Scheikunde §16.1
Je lichaam gebruikt koolhydraten als brandstof. Daarnaast geven koolhydraten ook
stevigheid aan de celwanden van planten, of ze zijn belangrijk als voedingsstof. Een
koolhydraat heeft als algemene formule: CnH2mOm. Veel koolhydraten bestaan uit ringvormige
eenheden van vijf of zes atomen per ring, deze koolhydraten worden ook wel sachariden of
suikers genoemd.
Monosachariden zijn koolhydraten waarvan de moleculen uit één ringvormige eenheid van
vijf of zes atomen bestaan.

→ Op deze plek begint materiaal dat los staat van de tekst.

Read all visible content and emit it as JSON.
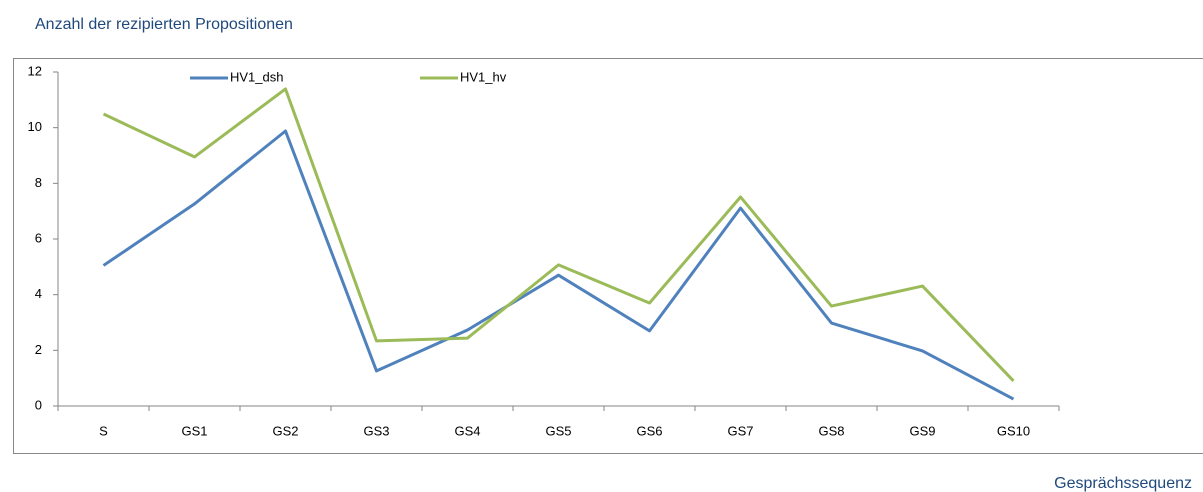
{
  "chart_data": {
    "type": "line",
    "title": "Anzahl der rezipierten Propositionen",
    "x_label": "Gesprächssequenz",
    "categories": [
      "S",
      "GS1",
      "GS2",
      "GS3",
      "GS4",
      "GS5",
      "GS6",
      "GS7",
      "GS8",
      "GS9",
      "GS10"
    ],
    "series": [
      {
        "name": "HV1_dsh",
        "color": "#4f81bd",
        "values": [
          5.05,
          7.26,
          9.88,
          1.26,
          2.73,
          4.7,
          2.7,
          7.11,
          2.98,
          1.98,
          0.25
        ]
      },
      {
        "name": "HV1_hv",
        "color": "#9bbb59",
        "values": [
          10.49,
          8.95,
          11.39,
          2.34,
          2.44,
          5.07,
          3.7,
          7.51,
          3.59,
          4.31,
          0.9
        ]
      }
    ],
    "ylim": [
      0,
      12
    ],
    "yticks": [
      0,
      2,
      4,
      6,
      8,
      10,
      12
    ],
    "grid": false,
    "legend": "top"
  }
}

Een disacharide is een koolhydraat met twee ringvormige
eenheden. Dit kan ontstaan door een condensatiereactie van twee monosacharide-
eenheden, waarbij ook water ontstaat. Het kan door een condensatiereactie ook een
polysacharide worden gevormd. Om de polysachariden te gebruiken in je lichaam, moet je
lichaam deze macromoleculen eerst omzetten in monosachariden. Onder invloed van een
enzym wordt dit proces gestart. Van alle koolhydraten uit je voeding blijven uiteindelijk de
monosachariden glucose en fructose over. Deze worden opgenomen in je bloed via de
darmwand. Vervolgens worden opgenomen in de cellen en omgezet in water en
koolstofdioxide.
Scheikunde §16.2
De meeste oliën en vetten zijn tri-esters van glycerol, daarom worden ze ook wel
triglyceriden genoemd. In de biologie worden ze ook wel lipiden genoemd. In natuurlijke
triglyceriden vallen twee dingen op:
- De vetzuren bestaan uit lange, onvertakte ketens met een even aantal C-atomen
- Bij sommige vetzuren komen één of meer dubbele bindingen tussen twee
koolstofatomen voor. De ruimtelijke oriëntatie van de groepen rond de dubbele
bindingen is meestal de cis-vorm. Vetzuren waarin C=C-bindingen voorkomen noem
je onverzadigde vetzuren.
Vetmoleculen zijn apolair (ze hebben namelijk geen OH- of NH-bruggen) en zijn slecht
oplosbaar in water.
De meeste vetzuren kan je lichaam zelf maken door hydrolyse van olie en vet. Sommige
moet je binnenkrijgen via voeding, dit zijn de essentiële vetzuren (Binas 67H1).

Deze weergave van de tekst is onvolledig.